“Most of the stories I know I got from my mother, who was herself a storyteller,” said Haitian writer and storyteller Jessica Fievre in a heavy French accent during her lecture in a crowded Farrell Room at St Michael’s Wednesday. Fievre spoke on “Writing Haiti: Myth, Culture, and Creativity” to a few dozen students, faculty, and locals.
Currently living in Florida, the Port-au-Prince-area native is the author of several mystery novels and children’s books in French and English.
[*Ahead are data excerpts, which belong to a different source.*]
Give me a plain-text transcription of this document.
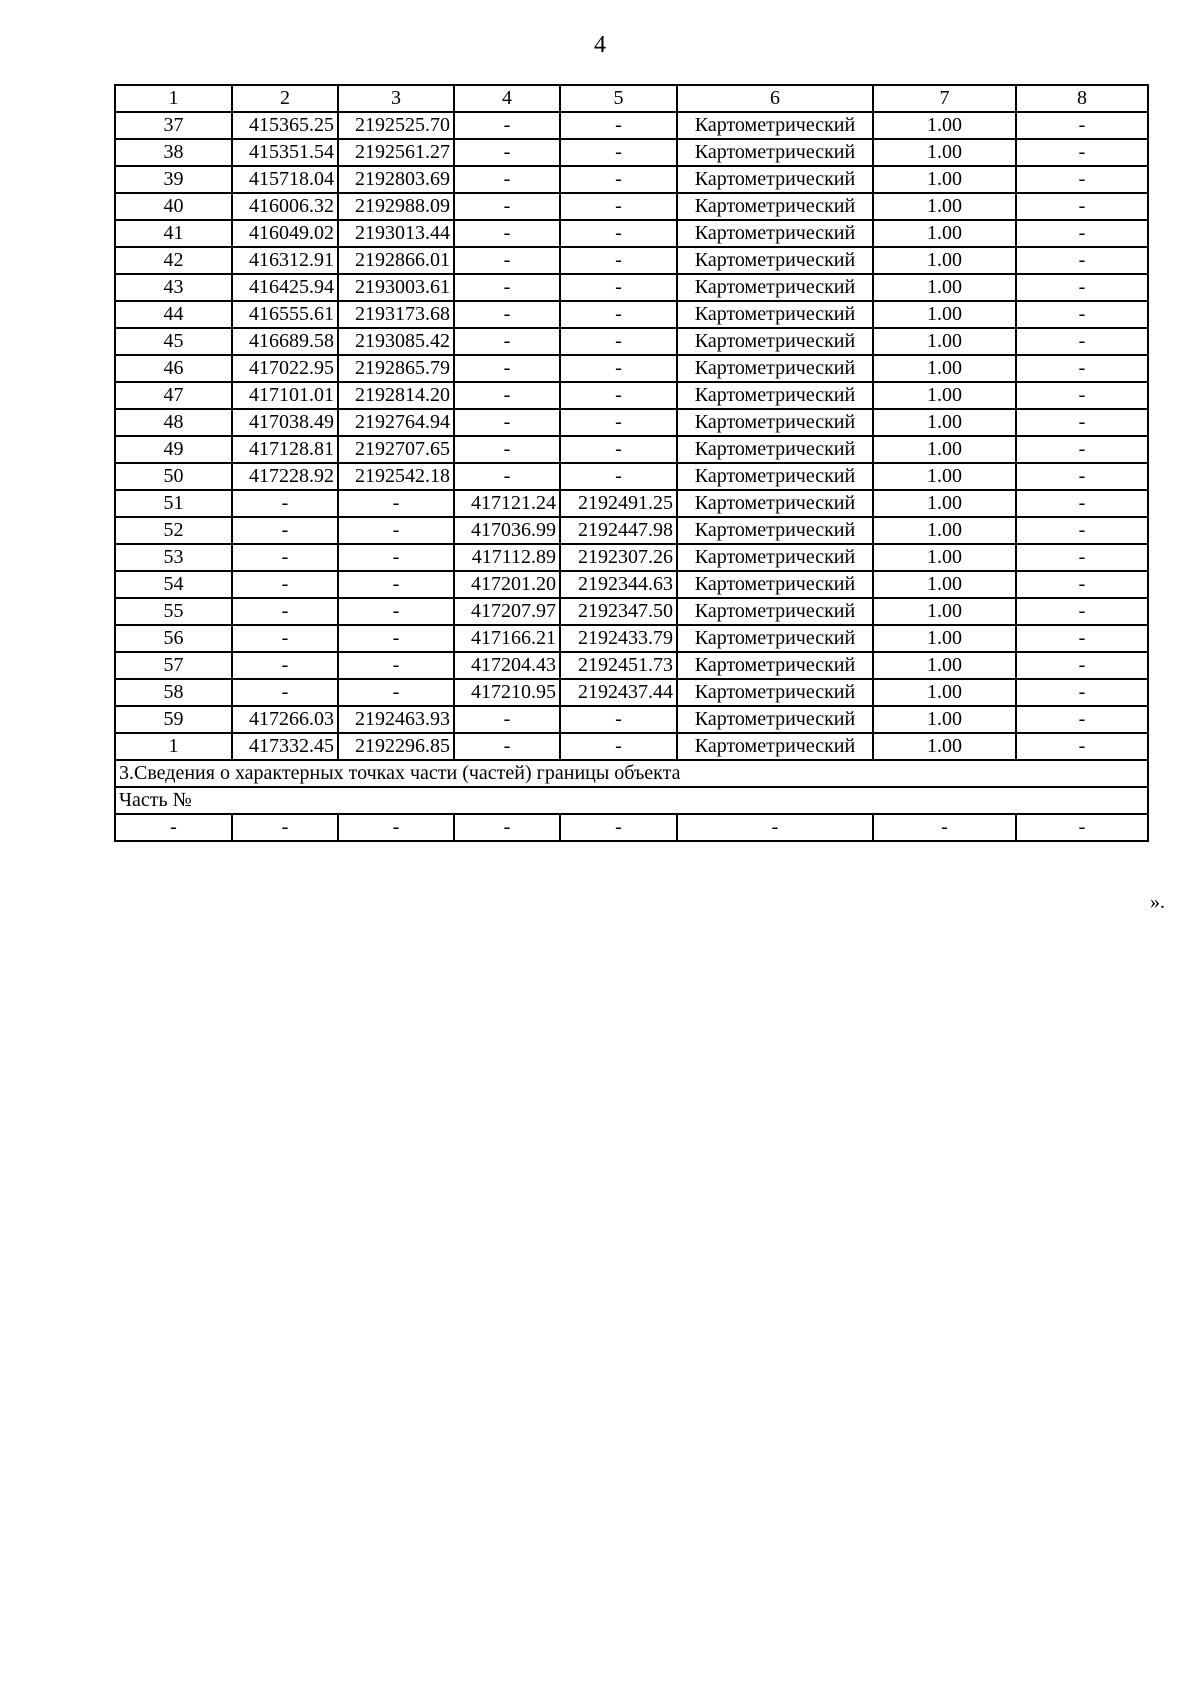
4
1	2	3	4	5	6	7	8
37	415365.25	2192525.70	-	-	Картометрический	1.00	-
38	415351.54	2192561.27	-	-	Картометрический	1.00	-
39	415718.04	2192803.69	-	-	Картометрический	1.00	-
40	416006.32	2192988.09	-	-	Картометрический	1.00	-
41	416049.02	2193013.44	-	-	Картометрический	1.00	-
42	416312.91	2192866.01	-	-	Картометрический	1.00	-
43	416425.94	2193003.61	-	-	Картометрический	1.00	-
44	416555.61	2193173.68	-	-	Картометрический	1.00	-
45	416689.58	2193085.42	-	-	Картометрический	1.00	-
46	417022.95	2192865.79	-	-	Картометрический	1.00	-
47	417101.01	2192814.20	-	-	Картометрический	1.00	-
48	417038.49	2192764.94	-	-	Картометрический	1.00	-
49	417128.81	2192707.65	-	-	Картометрический	1.00	-
50	417228.92	2192542.18	-	-	Картометрический	1.00	-
51	-	-	417121.24	2192491.25	Картометрический	1.00	-
52	-	-	417036.99	2192447.98	Картометрический	1.00	-
53	-	-	417112.89	2192307.26	Картометрический	1.00	-
54	-	-	417201.20	2192344.63	Картометрический	1.00	-
55	-	-	417207.97	2192347.50	Картометрический	1.00	-
56	-	-	417166.21	2192433.79	Картометрический	1.00	-
57	-	-	417204.43	2192451.73	Картометрический	1.00	-
58	-	-	417210.95	2192437.44	Картометрический	1.00	-
59	417266.03	2192463.93	-	-	Картометрический	1.00	-
1	417332.45	2192296.85	-	-	Картометрический	1.00	-
3.Сведения о характерных точках части (частей) границы объекта							
Часть №							
-	-	-	-	-	-	-	-
».
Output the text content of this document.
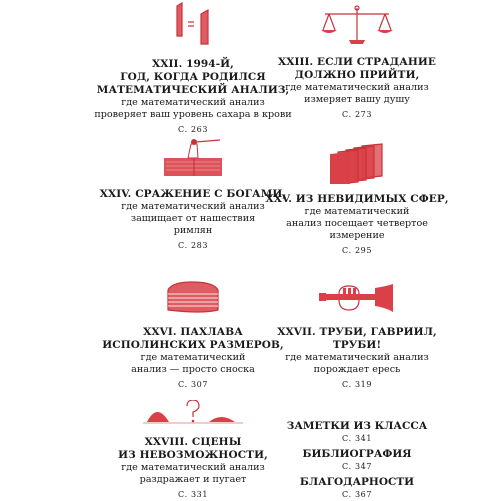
XXII. 1994-Й,
ГОД, КОГДА РОДИЛСЯ
МАТЕМАТИЧЕСКИЙ АНАЛИЗ,
где математический анализ
проверяет ваш уровень сахара в крови
С. 263
XXIII. ЕСЛИ СТРАДАНИЕ
ДОЛЖНО ПРИЙТИ,
где математический анализ
измеряет вашу душу
С. 273
XXIV. СРАЖЕНИЕ С БОГАМИ,
где математический анализ
защищает от нашествия
римлян
С. 283
XXV. ИЗ НЕВИДИМЫХ СФЕР,
где математический
анализ посещает четвертое
измерение
С. 295
XXVI. ПАХЛАВА
ИСПОЛИНСКИХ РАЗМЕРОВ,
где математический
анализ — просто сноска
С. 307
XXVII. ТРУБИ, ГАВРИИЛ,
ТРУБИ!
где математический анализ
порождает ересь
С. 319
XXVIII. СЦЕНЫ
ИЗ НЕВОЗМОЖНОСТИ,
где математический анализ
раздражает и пугает
С. 331
ЗАМЕТКИ ИЗ КЛАССА
С. 341
БИБЛИОГРАФИЯ
С. 347
БЛАГОДАРНОСТИ
С. 367
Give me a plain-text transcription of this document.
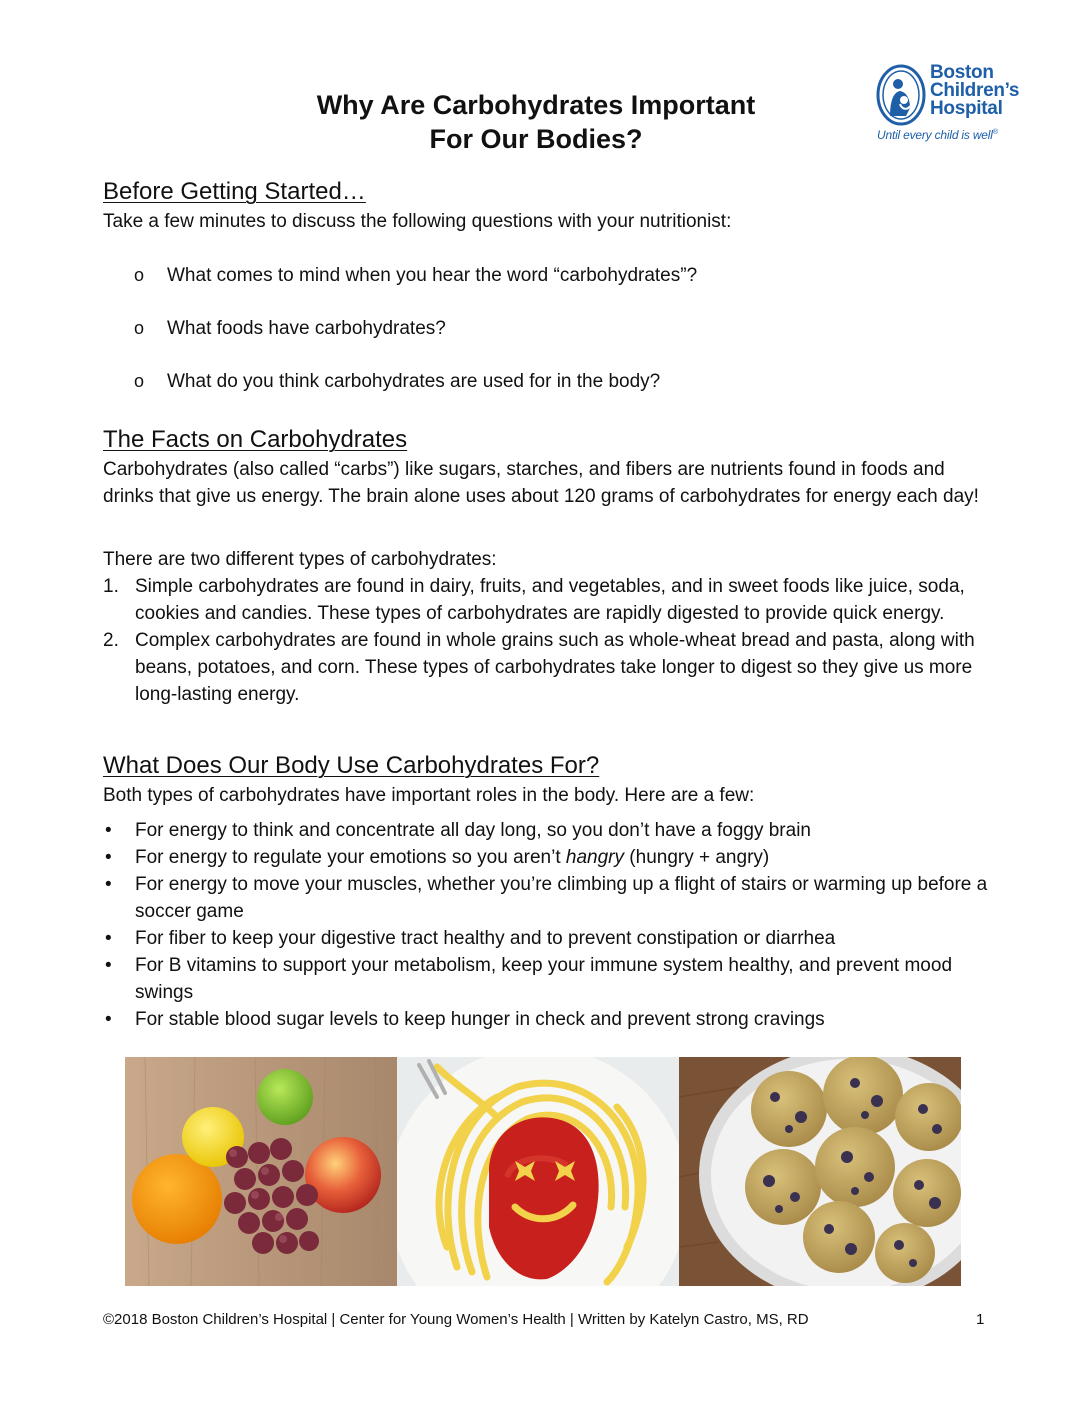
Boston
Children’s
Hospital
Until every child is well®
Why Are Carbohydrates Important
For Our Bodies?
Before Getting Started…
Take a few minutes to discuss the following questions with your nutritionist:
o What comes to mind when you hear the word “carbohydrates”?
o What foods have carbohydrates?
o What do you think carbohydrates are used for in the body?
The Facts on Carbohydrates
Carbohydrates (also called “carbs”) like sugars, starches, and fibers are nutrients found in foods and drinks that give us energy. The brain alone uses about 120 grams of carbohydrates for energy each day!
There are two different types of carbohydrates:
1. Simple carbohydrates are found in dairy, fruits, and vegetables, and in sweet foods like juice, soda, cookies and candies. These types of carbohydrates are rapidly digested to provide quick energy.
2. Complex carbohydrates are found in whole grains such as whole-wheat bread and pasta, along with beans, potatoes, and corn. These types of carbohydrates take longer to digest so they give us more long-lasting energy.
What Does Our Body Use Carbohydrates For?
Both types of carbohydrates have important roles in the body. Here are a few:
• For energy to think and concentrate all day long, so you don’t have a foggy brain
• For energy to regulate your emotions so you aren’t hangry (hungry + angry)
• For energy to move your muscles, whether you’re climbing up a flight of stairs or warming up before a soccer game
• For fiber to keep your digestive tract healthy and to prevent constipation or diarrhea
• For B vitamins to support your metabolism, keep your immune system healthy, and prevent mood swings
• For stable blood sugar levels to keep hunger in check and prevent strong cravings
©2018 Boston Children’s Hospital | Center for Young Women’s Health | Written by Katelyn Castro, MS, RD	1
Suspense, mystery, voodoo, Haitian legends, and politics are just a few of the topics of her short stories.
Fievre emphasized the importance of Haitian myths and legends in the culture’s storytelling. “Every culture has its myths, and there is a function to myths,” Fievre said.
“[Haiti] has a very rich history of legends and myths,” she said, “so people often wonder how much of it do we, Haitians, really believe?” She emphasized that storytelling is not meant to be understood literally, but intended to enable listeners and readers to learn from it’s messages.
As the audience’s attention remained undivided, Fievre argued that one must understand others’ stories in order to understand one’s own.
She concluded her lecture by reading “A Year and a Day,” a story of hope based on a legend from Haiti about what happens to the soul after someone passes away. Edwidge Danticat, an award-winning Haitian novelist, wrote the story for The New Yorker.
“I have a role as a Haitian writer to use the myths and legends in a way that shows respect of where I came from,” Fievre said, “and to be true to myself.”